De kerk heeft de apostolische traditie als waakhond[2] : de bisschoppen, die teruggaand tot de apostelen in een ononderbroken successie, de leer doorgeven, ondersteund door het primaat van de bisschop van Rome. Zij moeten erover waken dat het geloof niet afwijkt van de boodschap die door Jezus en de apostelen is gegrondvest.

Een democratie wordt gecorrigeerd door het parlement en door een kritische pers, waarin de publieke opinie vorm krijgt en waarin ideologische meningsverschillen worden beslecht. Pers en parlement nemen als taak op zich, te voorkomen dat de publieke opinie ontspoort of dat ze met voeten wordt getreden door de bestuurders.

Beide systemen stellen normen—de kerk in haar leer en de staat in zijn wetgeving—, maar gaan opmerkelijk anders om met de implementatie ervan. De staat stelt tegenover wetsovertredingen een strafmaat, terwijl de kerk tegenover de zonde in eerste instantie het geweten van de gelovige opstelt en de genade van de verzoening aanbiedt via de biecht.

Kerk en staat: niet te transponeren

Wanneer de punten van fundamenteel onderscheid, die hier werden geschetst, niet meer worden erkend, ontstaat een probleem. De reden waarom die erkenning langsom meer in het gedrang komt is duidelijk: de kerk is tanende en de staat reguleert niet alleen ons doen en laten, maar dringt steeds dieper door in ons denken en moreel bewustzijn. Dat wordt in brede kringen als normaal aanzien. Het feit dat de staat solidariteit afdwingt—hoe wezenlijk dit ook is voor onze samenleving—, werkt verstikkend op de spontane naastenliefde, die het kernpunt is van het christelijk levensideaal.
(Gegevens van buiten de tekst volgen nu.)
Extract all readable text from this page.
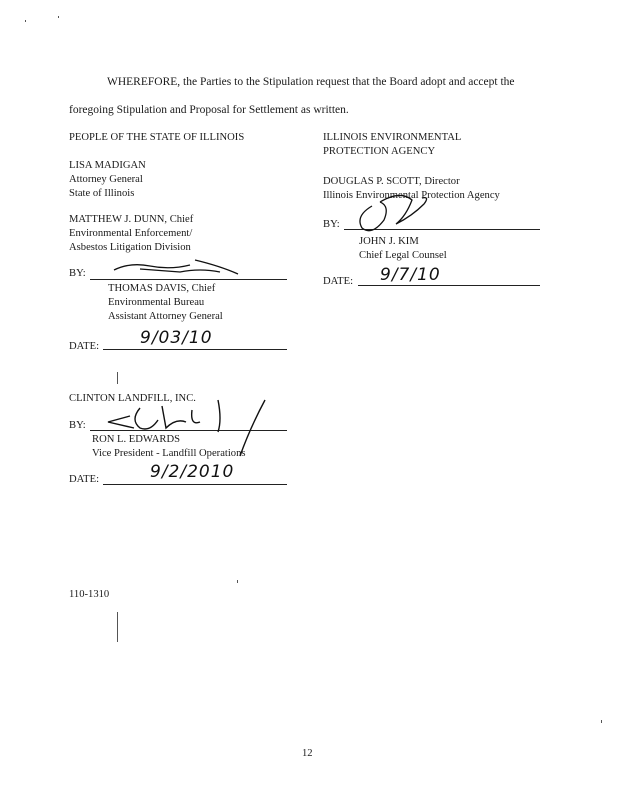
WHEREFORE, the Parties to the Stipulation request that the Board adopt and accept the
foregoing Stipulation and Proposal for Settlement as written.
PEOPLE OF THE STATE OF ILLINOIS
LISA MADIGAN
Attorney General
State of Illinois
MATTHEW J. DUNN, Chief
Environmental Enforcement/
Asbestos Litigation Division
BY:
THOMAS DAVIS, Chief
Environmental Bureau
Assistant Attorney General
DATE: 9/03/10
ILLINOIS ENVIRONMENTAL
PROTECTION AGENCY
DOUGLAS P. SCOTT, Director
Illinois Environmental Protection Agency
BY:
JOHN J. KIM
Chief Legal Counsel
DATE: 9/7/10
CLINTON LANDFILL, INC.
BY:
RON L. EDWARDS
Vice President - Landfill Operations
DATE:	9/2/2010
110-1310
12
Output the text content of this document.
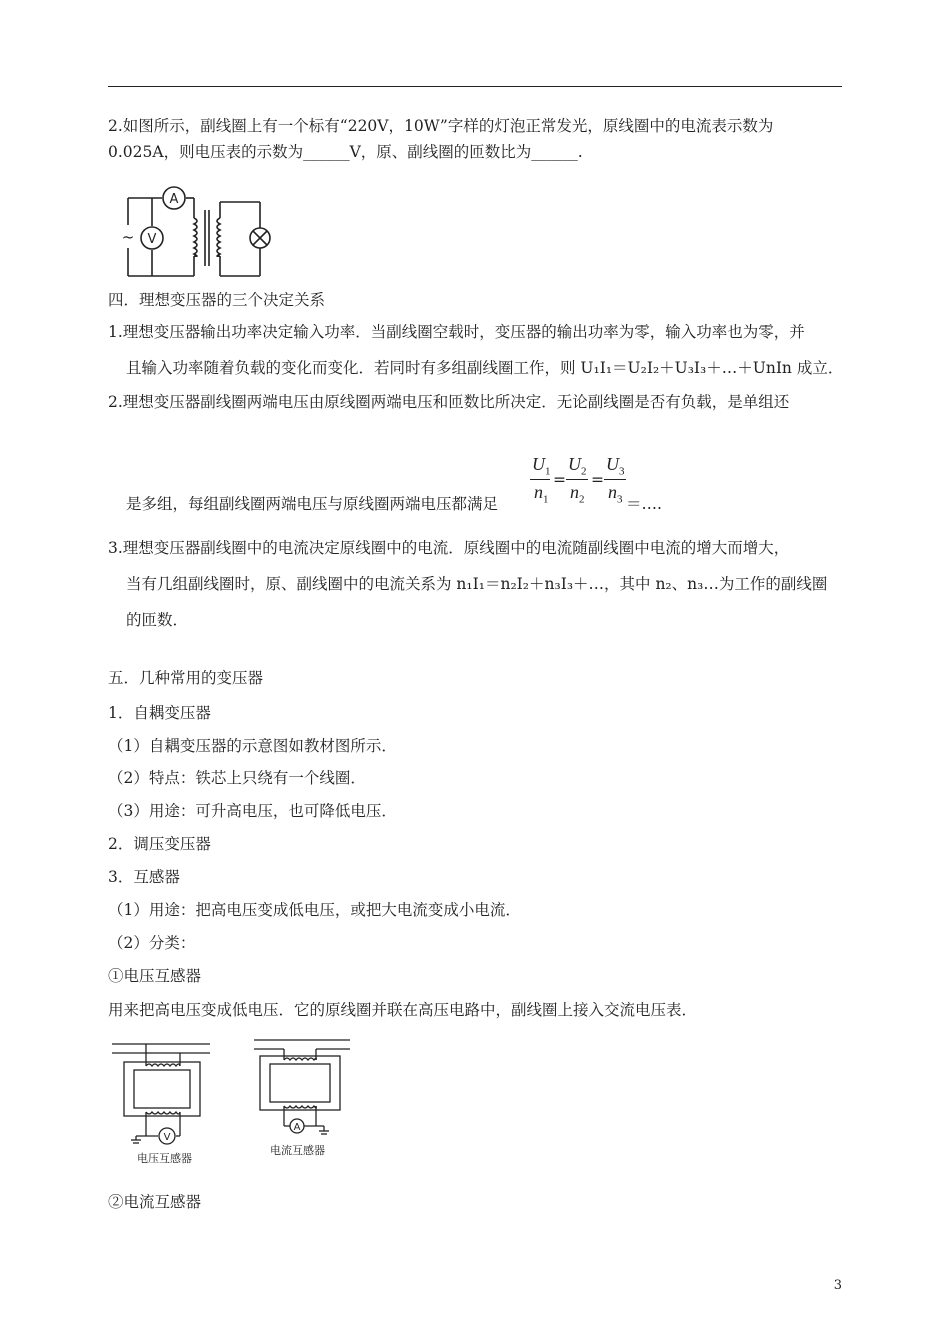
2.如图所示，副线圈上有一个标有“220V，10W”字样的灯泡正常发光，原线圈中的电流表示数为
0.025A，则电压表的示数为______V，原、副线圈的匝数比为______.
A
V
~
四．理想变压器的三个决定关系
1.理想变压器输出功率决定输入功率．当副线圈空载时，变压器的输出功率为零，输入功率也为零，并
且输入功率随着负载的变化而变化．若同时有多组副线圈工作，则 U₁I₁＝U₂I₂＋U₃I₃＋…＋UnIn 成立．
2.理想变压器副线圈两端电压由原线圈两端电压和匝数比所决定．无论副线圈是否有负载，是单组还
是多组，每组副线圈两端电压与原线圈两端电压都满足
$U_1$
$n_1$
=
$U_2$
$n_2$
=
$U_3$
$n_3$ ＝….
3.理想变压器副线圈中的电流决定原线圈中的电流．原线圈中的电流随副线圈中电流的增大而增大，
当有几组副线圈时，原、副线圈中的电流关系为 n₁I₁＝n₂I₂＋n₃I₃＋…，其中 n₂、n₃…为工作的副线圈
的匝数．
五．几种常用的变压器
1．自耦变压器
（1）自耦变压器的示意图如教材图所示．
（2）特点：铁芯上只绕有一个线圈．
（3）用途：可升高电压，也可降低电压．
2．调压变压器
3．互感器
（1）用途：把高电压变成低电压，或把大电流变成小电流．
（2）分类：
①电压互感器
用来把高电压变成低电压．它的原线圈并联在高压电路中，副线圈上接入交流电压表．
V
电压互感器
A
电流互感器
②电流互感器
3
Veel gelovigen trappen dan ook in de val, de mechanismen van de burgerlijke samenleving te willen toepassen op de kerk. Veel gelovigen leven vandaag in de illusie dat geloof niet meer is dan een facet van de ‘publieke opinie’, die in de pers en in raden wordt gevormd. Wie ‘zijn geloof’ op die leest wil schoeien, mag dat, maar moet beseffen dat hij de fundamenten afbreekt van de geloofsgemeenschap die de kerk is.

Populisme

Extremisten als Rik Devillé willen de kerk volledig van haar eigen institionele principes ontdoen en onderhorig maken aan de democratische beginselen. Hij vraagt zich af “hoelang nog de Vlaamse en de Belgische overheden kunnen blijven tolereren dat buitenlandse pausen […] de normen en waarden van het volk beïnvloeden? Kunnen niet-democratisch verkozen religieuze leiders nog een plaats krijgen in de samenleving?”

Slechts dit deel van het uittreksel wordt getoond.